Anna's from Tucson. Her family lived downtown, at Meyer and Franklin, when she was born, then moved down near the rodeo grounds when Country Club Road was the eastern edge of the city. Her mother bought a $75 piano on the dollar-a-week plan after Anna started lessons at age eight with the girl next door. Later she took lessons at a now-vanished downtown music store where she practiced on an instrument in the window to attract attention in return for the instruction. She stopped playing at 13 and didn't touch the piano again for more than a decade. When her children started getting interested in music, she took it up again, studying at the UA until the money ran out. She accompanies all Dennis' students and the orchestras, when needed.
While its endurance and growth has been a sustained act of communal will, Tucson Junior Strings began almost by chance.

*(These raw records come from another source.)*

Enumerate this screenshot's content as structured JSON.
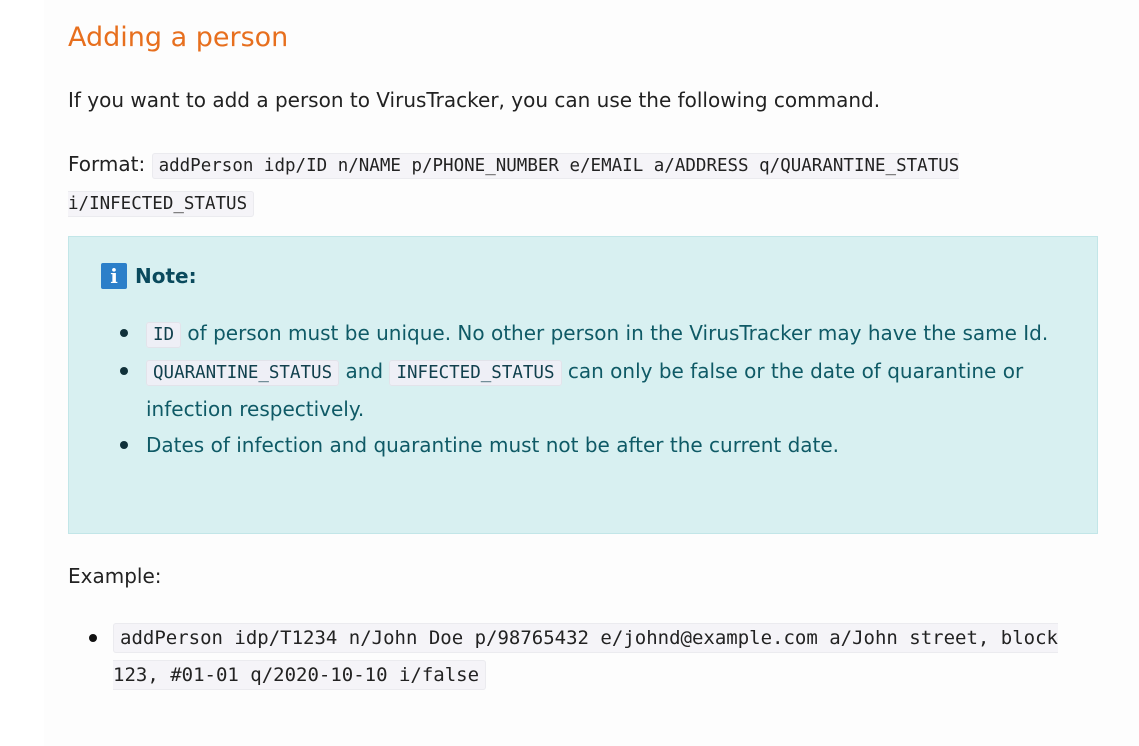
{
  "section": {
    "title": "Adding a person",
    "intro": "If you want to add a person to VirusTracker, you can use the following command.",
    "format_label": "Format:",
    "format_code": "addPerson idp/ID n/NAME p/PHONE_NUMBER e/EMAIL a/ADDRESS q/QUARANTINE_STATUS i/INFECTED_STATUS"
  },
  "note": {
    "icon": "info-icon",
    "icon_glyph": "i",
    "heading": "Note:",
    "item1": {
      "code": "ID",
      "text": " of person must be unique. No other person in the VirusTracker may have the same Id."
    },
    "item2": {
      "code1": "QUARANTINE_STATUS",
      "mid": " and ",
      "code2": "INFECTED_STATUS",
      "text": " can only be false or the date of quarantine or infection respectively."
    },
    "item3": {
      "text": "Dates of infection and quarantine must not be after the current date."
    }
  },
  "example": {
    "label": "Example:",
    "items": [
      "addPerson idp/T1234 n/John Doe p/98765432 e/johnd@example.com a/John street, block 123, #01-01 q/2020-10-10 i/false"
    ]
  },
  "colors": {
    "heading": "#e76f1e",
    "note_bg": "#d8f0f1",
    "note_text": "#0f5a66",
    "info_icon": "#2c7fc9"
  }
}
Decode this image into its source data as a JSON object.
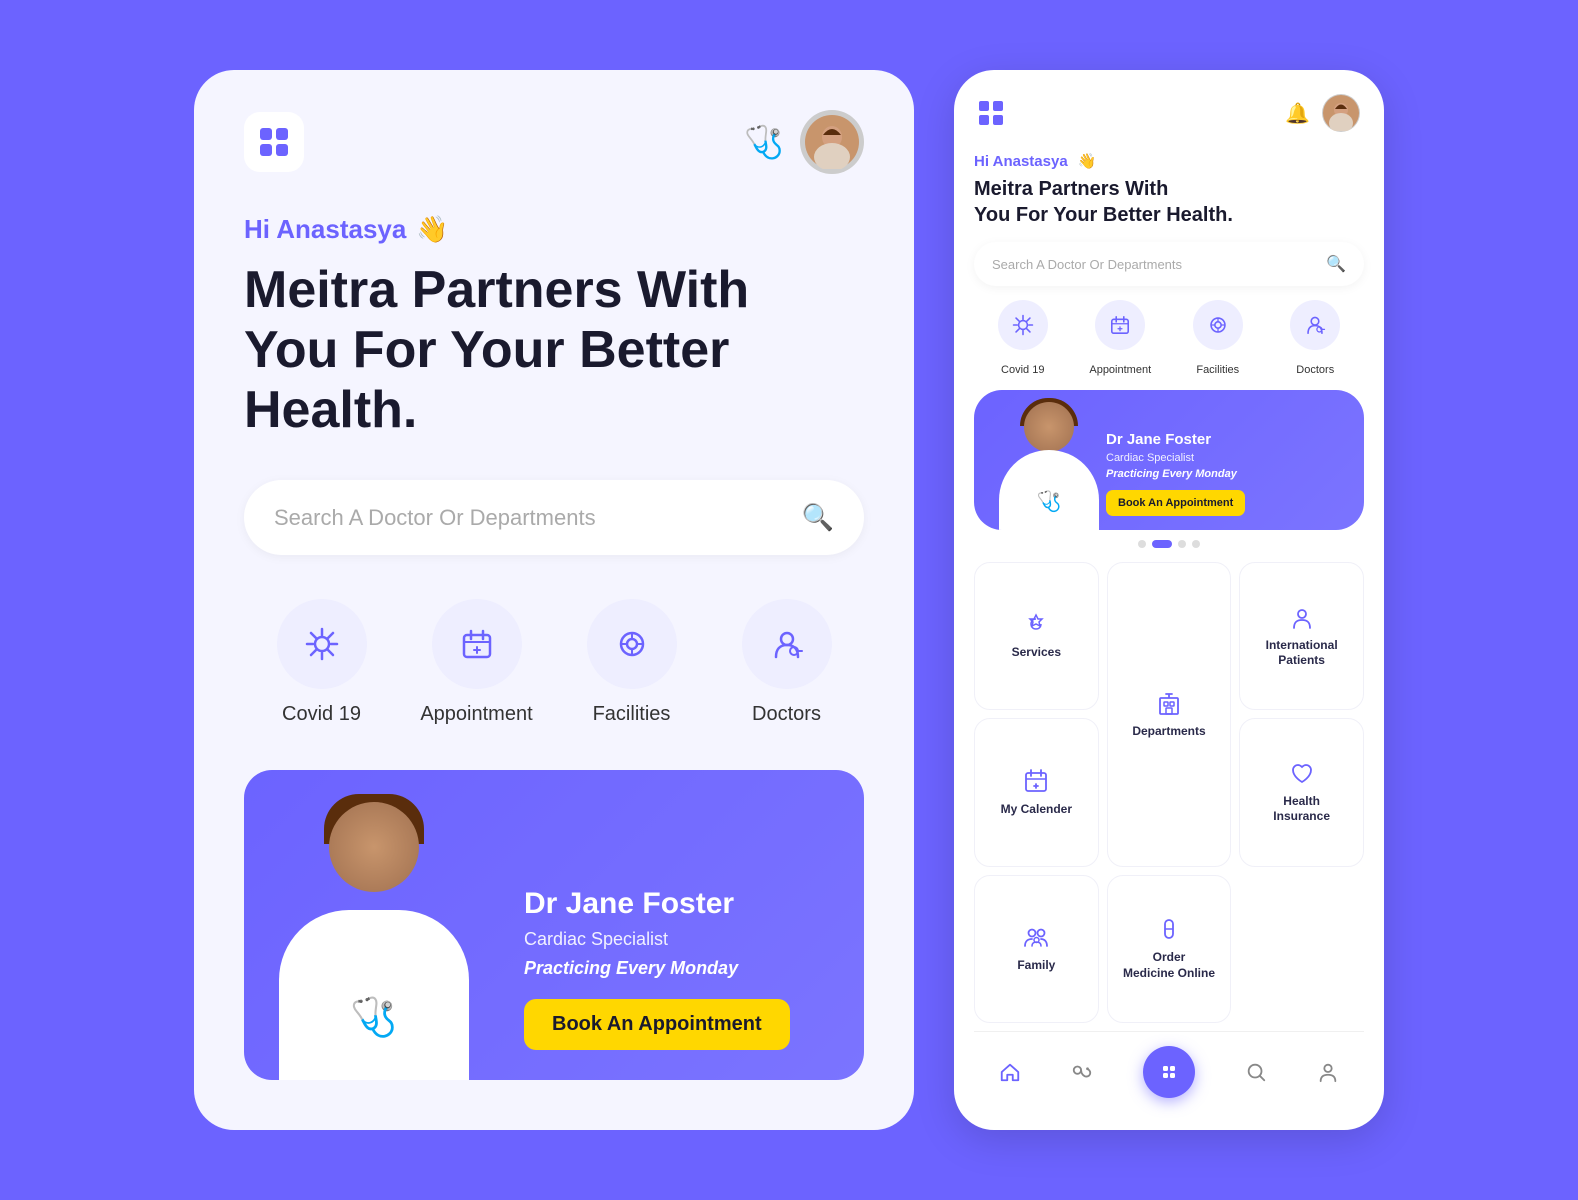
{
  "left_phone": {
    "greeting": "Hi Anastasya",
    "greeting_emoji": "👋",
    "hero_title": "Meitra Partners With\nYou For Your Better Health.",
    "search_placeholder": "Search A  Doctor Or Departments",
    "categories": [
      {
        "icon": "⚙️",
        "label": "Covid 19"
      },
      {
        "icon": "📋",
        "label": "Appointment"
      },
      {
        "icon": "🎯",
        "label": "Facilities"
      },
      {
        "icon": "🩺",
        "label": "Doctors"
      }
    ],
    "banner": {
      "doctor_name": "Dr Jane Foster",
      "specialty": "Cardiac Specialist",
      "schedule": "Practicing Every Monday",
      "book_btn": "Book An Appointment"
    }
  },
  "right_phone": {
    "greeting": "Hi Anastasya",
    "greeting_emoji": "👋",
    "hero_title": "Meitra Partners With\nYou For Your Better Health.",
    "search_placeholder": "Search A  Doctor Or Departments",
    "categories": [
      {
        "icon": "⚙️",
        "label": "Covid 19"
      },
      {
        "icon": "📋",
        "label": "Appointment"
      },
      {
        "icon": "🎯",
        "label": "Facilities"
      },
      {
        "icon": "🩺",
        "label": "Doctors"
      }
    ],
    "banner": {
      "doctor_name": "Dr Jane Foster",
      "specialty": "Cardiac Specialist",
      "schedule": "Practicing Every Monday",
      "book_btn": "Book An Appointment"
    },
    "services": [
      {
        "icon": "❤️",
        "label": "Services"
      },
      {
        "icon": "🏢",
        "label": "Departments"
      },
      {
        "icon": "👤",
        "label": "International\nPatients"
      },
      {
        "icon": "📅",
        "label": "My Calender"
      },
      {
        "icon": "❤️‍🩹",
        "label": "Health\nInsurance"
      },
      {
        "icon": "👨‍👩‍👧",
        "label": "Family"
      },
      {
        "icon": "💊",
        "label": "Order\nMedicine Online"
      }
    ],
    "nav": [
      {
        "icon": "🏠",
        "active": true
      },
      {
        "icon": "🩺",
        "active": false
      },
      {
        "icon": "🔍",
        "active": false
      },
      {
        "icon": "👤",
        "active": false
      }
    ]
  },
  "colors": {
    "primary": "#6C63FF",
    "accent": "#FFD700",
    "background": "#6C63FF",
    "card_bg": "#F5F5FF",
    "text_dark": "#1a1a2e",
    "text_light": "#888888"
  }
}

"Wynne started playing flute at school, and wanted me to buy her one. Money was short and I said, 'Look, there's that old violin in the corner'--a friend had picked it up at the swap meet for $10. I told her, 'If you want to play something, play that.' She did.
"Then there was no orchestra for young players, so Sandra and I started one. We had 15 kids the first semester."
Dennis, just back from the war, came to town to get his Ph.D. and play in the symphony with a cellist friend from Wyoming who "was doing this little youth orchestra thing on the side." They co-conducted TJS for a couple of years, for less than $200 a semester. Dennis became sole conductor in 1972.
He and Anna married in 1973, on a Friday night. The whole orchestra was invited to the wedding, and came. The next morning at 8, Dennis started Saturday rehearsal, as usual. "I'll never live it down," he says.
This year, more than 200 kids showed up week after week for rehearsal, each lugging an instrument, sheet music and the all-important pencil. Twenty-three kids in the senior orchestra, Chamber I, went to Toronto on tour. The whole 220-plus were onstage for the three-hour final concerts--one in December, one in May--the girls pleased and self-conscious in long dresses, the boys in every possible version of "nice" clothes. More than 200 Tucson kids got to play. The Bourrets made it happen one more time.
Favorite CD: A yet-to-be-released recording of Chamber I in Toronto this May. "Those kids really played," says Dennis.